There's something that can't be fully explained when one returns from a missions experience like mine. And it's this: Life will never look the same and the "transition" will never be complete. There is no such thing as re-adjusting.

My life is not perfect. Some days it looks like a trash bag full of wet coffee grounds spilling on my feet. Some days it looks like standing in the rain in a parking lot for an hour and a half changing a friends tire. Other days it looks like waking up at 4:30, going to work until 1pm, coming home to eat lunch, going to my other job until 7:30, eating dinner, and going to bed at 8:30 just to do it all again the next day. Some days it looks like wondering what I'm doing in nursing school and why I work at a coffee shop and a pool. There are days where emergencies happen at work that nobody should ever have to be faced with. Some days I get sneezed on and kicked in the shin by children but have to act like nothing happened for their safety in the water. Many days my brain feels like mush and words are hard to find. And then there are days where people ask me what God has been doing, if I'll go back to Zambia, when I'll go back, what I'm going to do next summer, what I'm going to do next week and the questions overwhelm me because I don't have any answers for them. I don't have answers to any of the "big" things in my life right now. I can't fully explain what God is doing. I wouldn't be able to tell you exactly how I got to where I am other than that God's grace carried me here and I did absolutely nothing to deserve it. Most days my life looks like something I never pictured or asked for, in the best way possible.

People have asked me how it's been being back. I've been asked how everything that happened has become part of my current daily life. I have been asked how I've been. Here's the thing, I'm not "okay." I'm not okay with living the way I used to, because there's so much more. I'm not okay with the fact that there are people around me that don't know Jesus. I'm not okay living my life in a way where everyday looks the same, just waiting for something bigger or better to happen. I'm not okay with being too afraid to reach out to someone because of fear or awkwardness. I'm not okay with the brokenness and darkness that surrounds me. I'm not with it. Because I won't settle for an okay life. Following Jesus is not about settling for an okay life.

I've come to the realization that this isn't easy. God needed me there for 3 weeks but now I have to accept the fact that for this season, He needs me here. Right where I am, even when I don't understand a single part of it. Because God is faithful, yes, even here.
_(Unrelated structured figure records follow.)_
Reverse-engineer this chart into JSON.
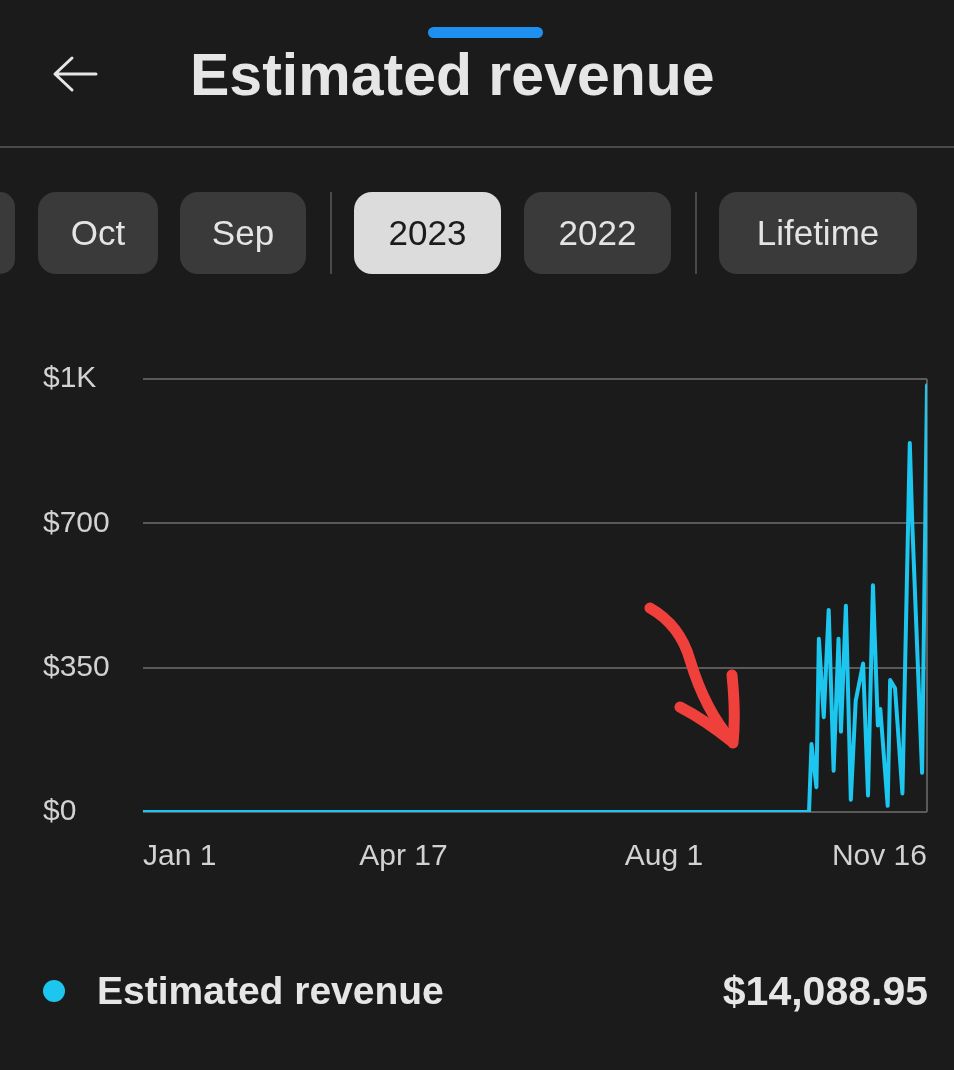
{
  "chart_data": {
    "type": "line",
    "title": "Estimated revenue",
    "series": [
      {
        "name": "Estimated revenue",
        "color": "#1cc6ee",
        "x": [
          "2023-01-01",
          "2023-09-29",
          "2023-09-30",
          "2023-10-02",
          "2023-10-03",
          "2023-10-05",
          "2023-10-07",
          "2023-10-09",
          "2023-10-11",
          "2023-10-12",
          "2023-10-14",
          "2023-10-16",
          "2023-10-18",
          "2023-10-21",
          "2023-10-23",
          "2023-10-25",
          "2023-10-27",
          "2023-10-28",
          "2023-10-31",
          "2023-11-01",
          "2023-11-03",
          "2023-11-04",
          "2023-11-06",
          "2023-11-09",
          "2023-11-10",
          "2023-11-14",
          "2023-11-16"
        ],
        "values": [
          0,
          0,
          165,
          60,
          420,
          230,
          490,
          100,
          420,
          195,
          500,
          30,
          270,
          360,
          40,
          550,
          210,
          250,
          15,
          320,
          300,
          215,
          45,
          895,
          700,
          95,
          1035
        ]
      }
    ],
    "xlim": [
      "2023-01-01",
      "2023-11-16"
    ],
    "xticks": [
      {
        "value": "2023-01-01",
        "label": "Jan 1"
      },
      {
        "value": "2023-04-17",
        "label": "Apr 17"
      },
      {
        "value": "2023-08-01",
        "label": "Aug 1"
      },
      {
        "value": "2023-11-16",
        "label": "Nov 16"
      }
    ],
    "ylim": [
      0,
      1050
    ],
    "yticks": [
      {
        "value": 0,
        "label": "$0"
      },
      {
        "value": 350,
        "label": "$350"
      },
      {
        "value": 700,
        "label": "$700"
      },
      {
        "value": 1050,
        "label": "$1K"
      }
    ],
    "grid": "y",
    "legend": "bottom",
    "marker": "none",
    "line_style": "solid",
    "annotations": [
      "Oct",
      "Sep",
      "2023",
      "2022",
      "Lifetime",
      "$14,088.95"
    ]
  }
}
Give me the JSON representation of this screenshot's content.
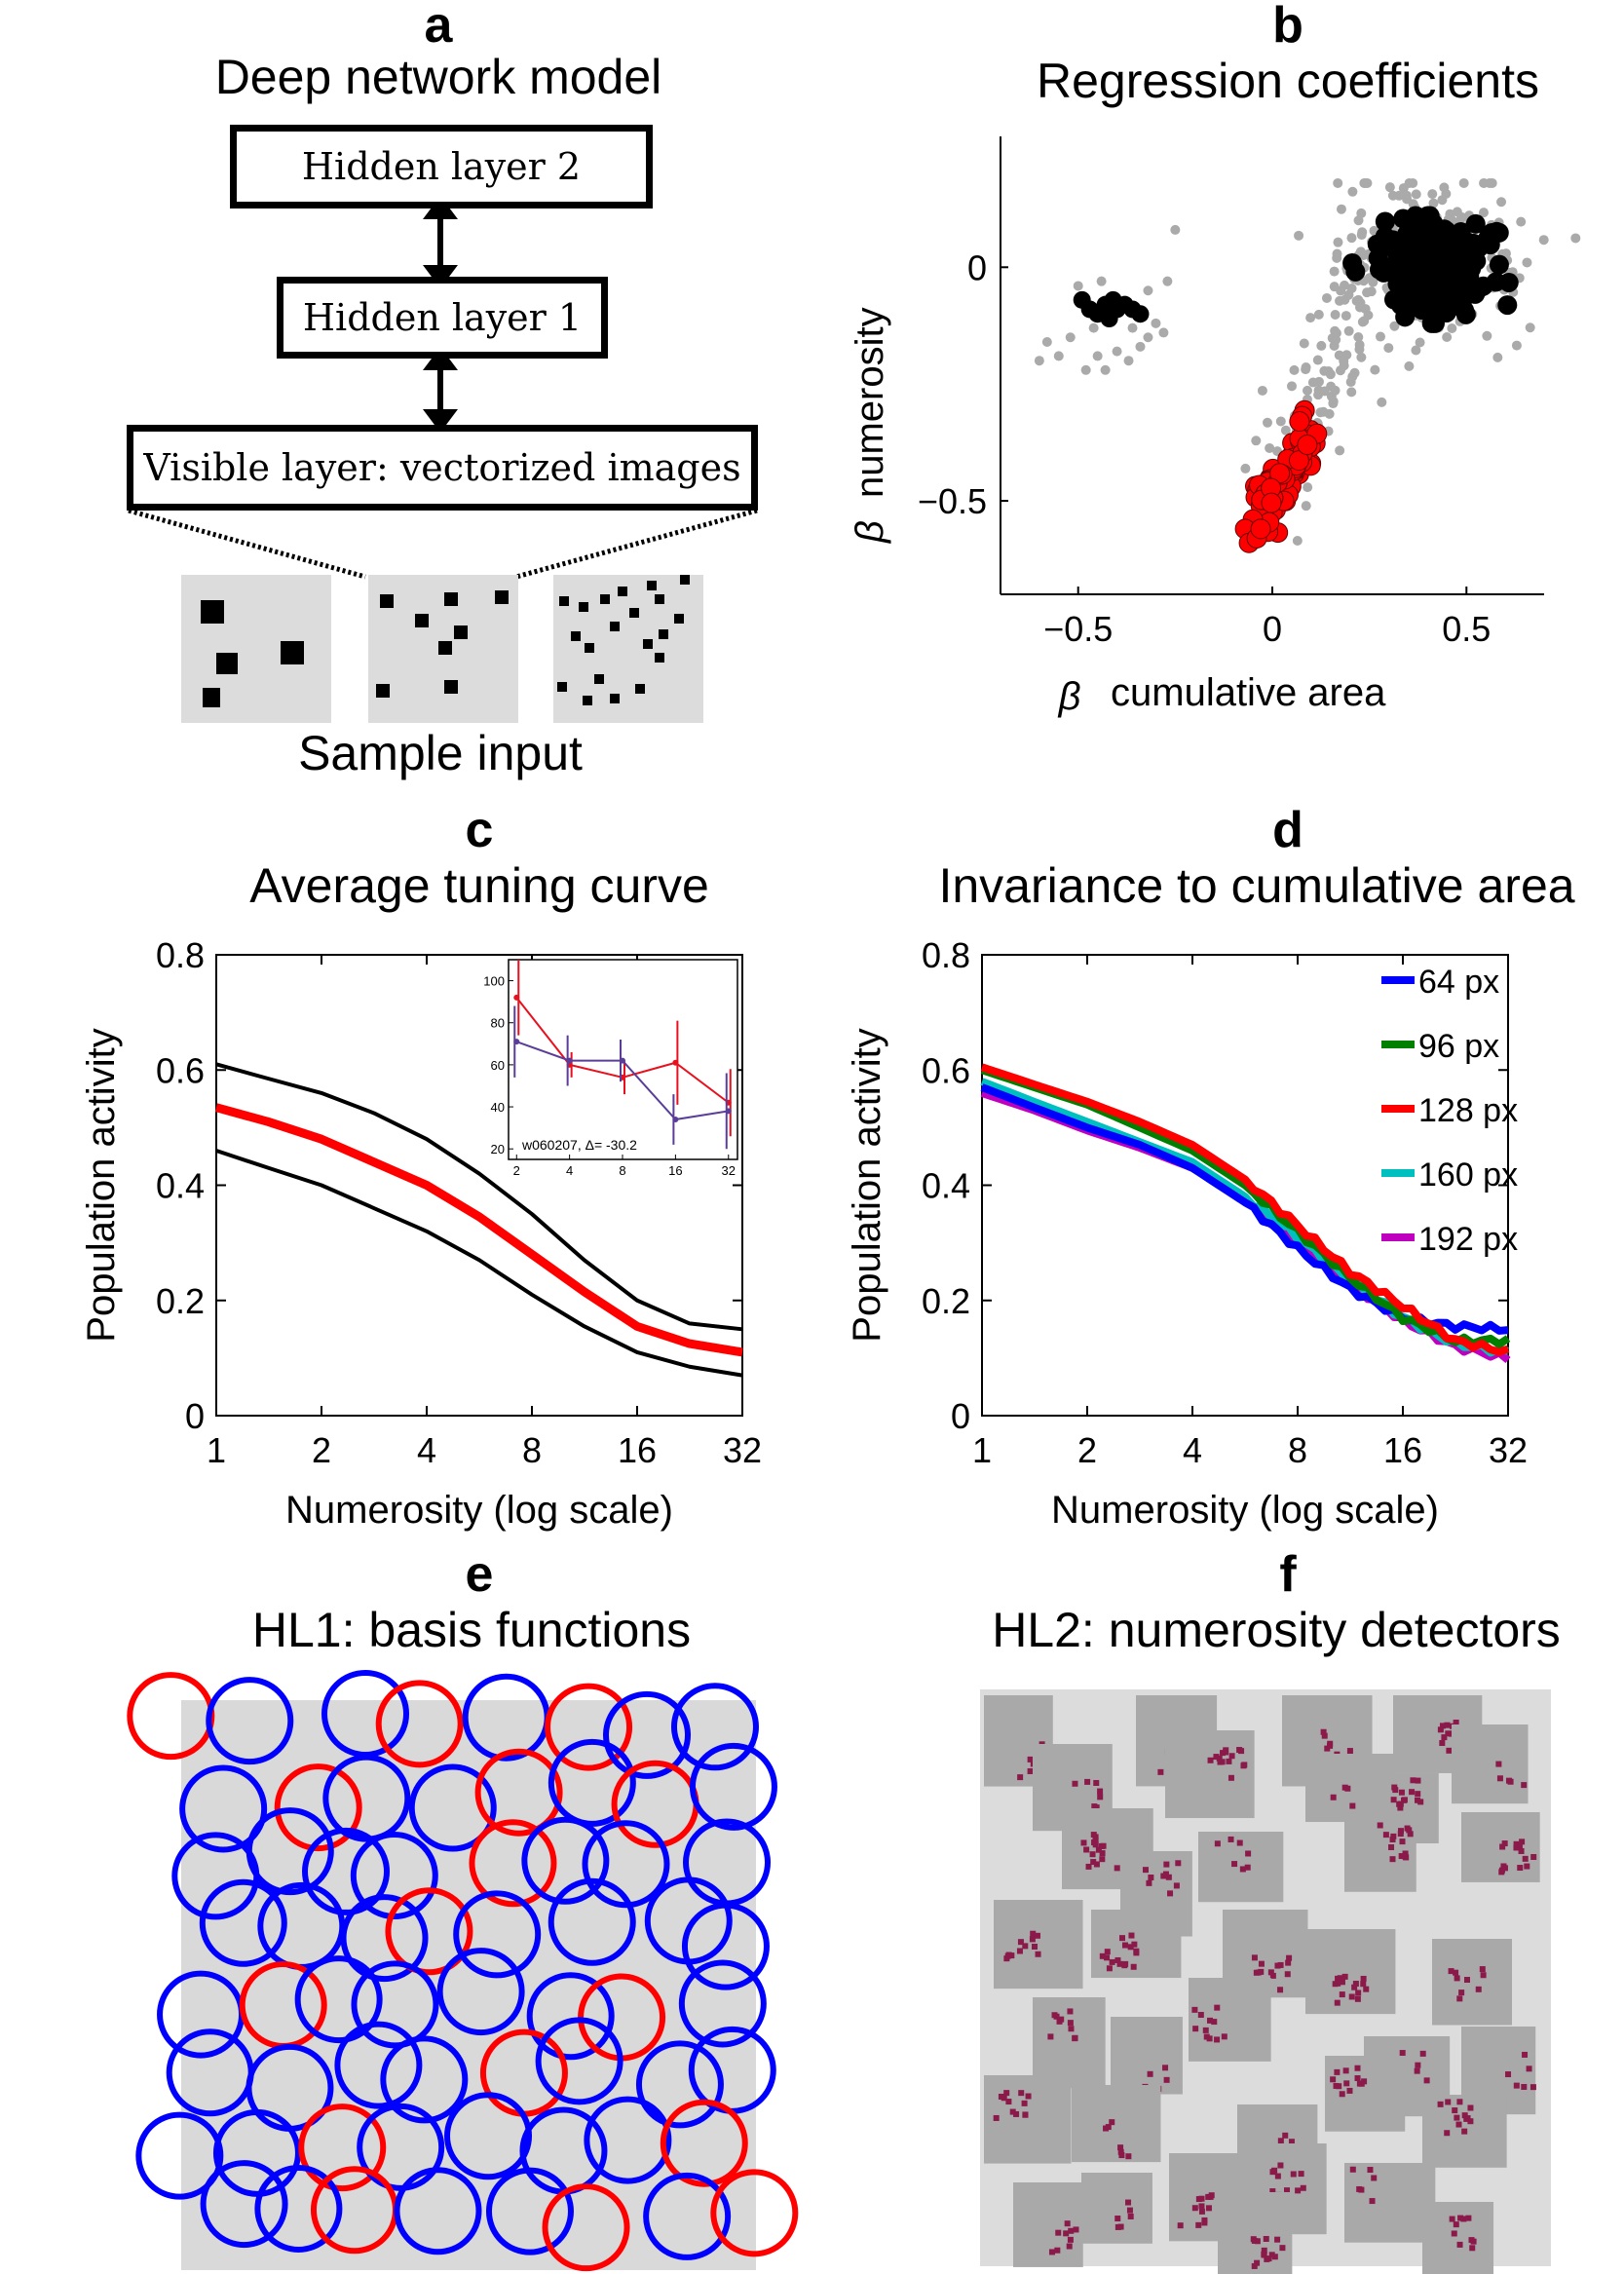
{
  "panels": {
    "a": {
      "letter": "a",
      "title": "Deep network model",
      "layers": [
        "Hidden layer 2",
        "Hidden layer 1",
        "Visible layer: vectorized images"
      ],
      "caption": "Sample input"
    },
    "b": {
      "letter": "b",
      "title": "Regression coefficients"
    },
    "c": {
      "letter": "c",
      "title": "Average tuning curve"
    },
    "d": {
      "letter": "d",
      "title": "Invariance to cumulative area"
    },
    "e": {
      "letter": "e",
      "title": "HL1: basis functions"
    },
    "f": {
      "letter": "f",
      "title": "HL2: numerosity detectors"
    }
  },
  "colors": {
    "red": "#ff0000",
    "blue": "#0000ff",
    "black": "#000000",
    "gray": "#aaaaaa",
    "green": "#007f00",
    "cyan": "#00bfbf",
    "magenta": "#bf00bf",
    "maroon": "#8b1a4a"
  },
  "chart_data": [
    {
      "id": "b",
      "type": "scatter",
      "xlabel": "cumulative area",
      "ylabel": "numerosity",
      "beta_symbol": "β",
      "xlim": [
        -0.7,
        0.7
      ],
      "ylim": [
        -0.7,
        0.28
      ],
      "xticks": [
        -0.5,
        0,
        0.5
      ],
      "xtick_labels": [
        "−0.5",
        "0",
        "0.5"
      ],
      "yticks": [
        -0.5,
        0
      ],
      "ytick_labels": [
        "−0.5",
        "0"
      ],
      "clusters": [
        {
          "color": "black",
          "points": [
            [
              -0.49,
              -0.07
            ],
            [
              -0.47,
              -0.09
            ],
            [
              -0.45,
              -0.1
            ],
            [
              -0.43,
              -0.08
            ],
            [
              -0.41,
              -0.07
            ],
            [
              -0.4,
              -0.09
            ],
            [
              -0.38,
              -0.08
            ],
            [
              -0.36,
              -0.09
            ],
            [
              -0.34,
              -0.1
            ],
            [
              -0.42,
              -0.11
            ]
          ],
          "center": [
            0.43,
            0.0
          ],
          "spread": [
            0.07,
            0.05
          ],
          "count": 240
        },
        {
          "color": "red",
          "center": [
            0.03,
            -0.45
          ],
          "spread": [
            0.035,
            0.055
          ],
          "count": 70,
          "points": [
            [
              -0.05,
              -0.54
            ],
            [
              -0.07,
              -0.56
            ],
            [
              -0.06,
              -0.59
            ],
            [
              -0.04,
              -0.58
            ],
            [
              -0.03,
              -0.56
            ],
            [
              0.07,
              -0.33
            ],
            [
              0.09,
              -0.38
            ]
          ]
        },
        {
          "color": "gray",
          "points": [
            [
              -0.6,
              -0.2
            ],
            [
              -0.55,
              -0.19
            ],
            [
              -0.52,
              -0.15
            ],
            [
              -0.48,
              -0.22
            ],
            [
              -0.45,
              -0.19
            ],
            [
              -0.43,
              -0.22
            ],
            [
              -0.4,
              -0.18
            ],
            [
              -0.37,
              -0.2
            ],
            [
              -0.34,
              -0.17
            ],
            [
              -0.32,
              -0.15
            ],
            [
              -0.3,
              -0.12
            ],
            [
              -0.5,
              -0.04
            ],
            [
              -0.32,
              -0.05
            ],
            [
              -0.27,
              -0.03
            ],
            [
              -0.46,
              -0.13
            ],
            [
              -0.36,
              -0.13
            ],
            [
              -0.58,
              -0.16
            ],
            [
              -0.25,
              0.08
            ],
            [
              -0.28,
              -0.14
            ],
            [
              -0.44,
              -0.03
            ]
          ],
          "band": {
            "from": [
              0.0,
              -0.5
            ],
            "to": [
              0.3,
              0.05
            ],
            "width": 0.05,
            "count": 140
          },
          "halo": {
            "center": [
              0.4,
              0.02
            ],
            "spread": [
              0.14,
              0.1
            ],
            "count": 160
          }
        }
      ]
    },
    {
      "id": "c",
      "type": "line",
      "xlabel": "Numerosity (log scale)",
      "ylabel": "Population activity",
      "xscale": "log2",
      "xlim": [
        1,
        32
      ],
      "ylim": [
        0,
        0.8
      ],
      "xticks": [
        1,
        2,
        4,
        8,
        16,
        32
      ],
      "xtick_labels": [
        "1",
        "2",
        "4",
        "8",
        "16",
        "32"
      ],
      "yticks": [
        0,
        0.2,
        0.4,
        0.6,
        0.8
      ],
      "ytick_labels": [
        "0",
        "0.2",
        "0.4",
        "0.6",
        "0.8"
      ],
      "x": [
        1,
        1.41,
        2,
        2.83,
        4,
        5.66,
        8,
        11.3,
        16,
        22.6,
        32
      ],
      "series": [
        {
          "color": "black",
          "width": 4,
          "values": [
            0.61,
            0.585,
            0.56,
            0.525,
            0.48,
            0.42,
            0.35,
            0.27,
            0.2,
            0.16,
            0.15
          ]
        },
        {
          "color": "red",
          "width": 9,
          "values": [
            0.535,
            0.51,
            0.48,
            0.44,
            0.4,
            0.345,
            0.28,
            0.215,
            0.155,
            0.125,
            0.11
          ]
        },
        {
          "color": "black",
          "width": 4,
          "values": [
            0.46,
            0.43,
            0.4,
            0.36,
            0.32,
            0.27,
            0.21,
            0.155,
            0.11,
            0.085,
            0.07
          ]
        }
      ],
      "inset": {
        "label": "w060207, Δ= -30.2",
        "xlim": [
          1.8,
          36
        ],
        "ylim": [
          15,
          110
        ],
        "xticks": [
          2,
          4,
          8,
          16,
          32
        ],
        "xtick_labels": [
          "2",
          "4",
          "8",
          "16",
          "32"
        ],
        "yticks": [
          20,
          40,
          60,
          80,
          100
        ],
        "ytick_labels": [
          "20",
          "40",
          "60",
          "80",
          "100"
        ],
        "x": [
          2,
          4,
          8,
          16,
          32
        ],
        "series": [
          {
            "color": "red",
            "values": [
              92,
              60,
              54,
              61,
              42
            ],
            "err": [
              18,
              6,
              8,
              20,
              16
            ]
          },
          {
            "color": "purple",
            "values": [
              71,
              62,
              62,
              34,
              38
            ],
            "err": [
              17,
              12,
              10,
              12,
              18
            ]
          }
        ]
      }
    },
    {
      "id": "d",
      "type": "line",
      "xlabel": "Numerosity (log scale)",
      "ylabel": "Population activity",
      "xscale": "log2",
      "xlim": [
        1,
        32
      ],
      "ylim": [
        0,
        0.8
      ],
      "xticks": [
        1,
        2,
        4,
        8,
        16,
        32
      ],
      "xtick_labels": [
        "1",
        "2",
        "4",
        "8",
        "16",
        "32"
      ],
      "yticks": [
        0,
        0.2,
        0.4,
        0.6,
        0.8
      ],
      "ytick_labels": [
        "0",
        "0.2",
        "0.4",
        "0.6",
        "0.8"
      ],
      "legend": "top-right",
      "x": [
        1,
        1.41,
        2,
        2.83,
        4,
        5.66,
        8,
        11.3,
        16,
        22.6,
        32
      ],
      "series": [
        {
          "name": "64 px",
          "color": "blue",
          "values": [
            0.57,
            0.535,
            0.5,
            0.47,
            0.43,
            0.37,
            0.29,
            0.22,
            0.17,
            0.155,
            0.15
          ]
        },
        {
          "name": "96 px",
          "color": "green",
          "values": [
            0.6,
            0.57,
            0.54,
            0.5,
            0.46,
            0.4,
            0.32,
            0.24,
            0.17,
            0.13,
            0.13
          ]
        },
        {
          "name": "128 px",
          "color": "red",
          "values": [
            0.605,
            0.575,
            0.545,
            0.51,
            0.47,
            0.41,
            0.33,
            0.25,
            0.19,
            0.13,
            0.11
          ]
        },
        {
          "name": "160 px",
          "color": "cyan",
          "values": [
            0.58,
            0.545,
            0.51,
            0.475,
            0.44,
            0.38,
            0.31,
            0.235,
            0.17,
            0.125,
            0.11
          ]
        },
        {
          "name": "192 px",
          "color": "magenta",
          "values": [
            0.56,
            0.53,
            0.495,
            0.465,
            0.43,
            0.375,
            0.3,
            0.23,
            0.165,
            0.12,
            0.1
          ]
        }
      ]
    }
  ]
}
I'm so excited to see what He's about to do. And now, this is my life. Walking a fine line between what I was used to and thought my life would look like and what God is now calling me into and towards. This is my life of not knowing what the future will look like, what I'm supposed to do, where I'm supposed to go. This is my life and it's a little messy but I'll take messy over complacency any day. I'll take Jesus over convenience any moment. With Jesus, this life is an everyday adventure and I wouldn't trade it for the world.

So, this is me. Living as a daughter of the Star Breather. An imperfect servant of the only One worthy of praise. A broken vessel for whatever the Spirit may choose to do in and through me. I don't have the words to close this up. Maybe I never will but for now, I am asking God to reveal what He has deposited in my heart. To give me the words to say or continue writing when it's appropriate. To whisper to me what missions and ministry and possibly going back might look like. To give me the ears and heart to hear His voice and follow His call every moment I'm alive. This is what I know: I am called to go where love is needed...and right now that is North Dakota, and I'm totally okay with that.

It's different now, my life. It's different now, my heart. It's different now, my dreams. It's all different. And no, it'll never go back to "normal." I don't ever want it to because there's nothing normal about seeking God's heart. This is my life, and I love it.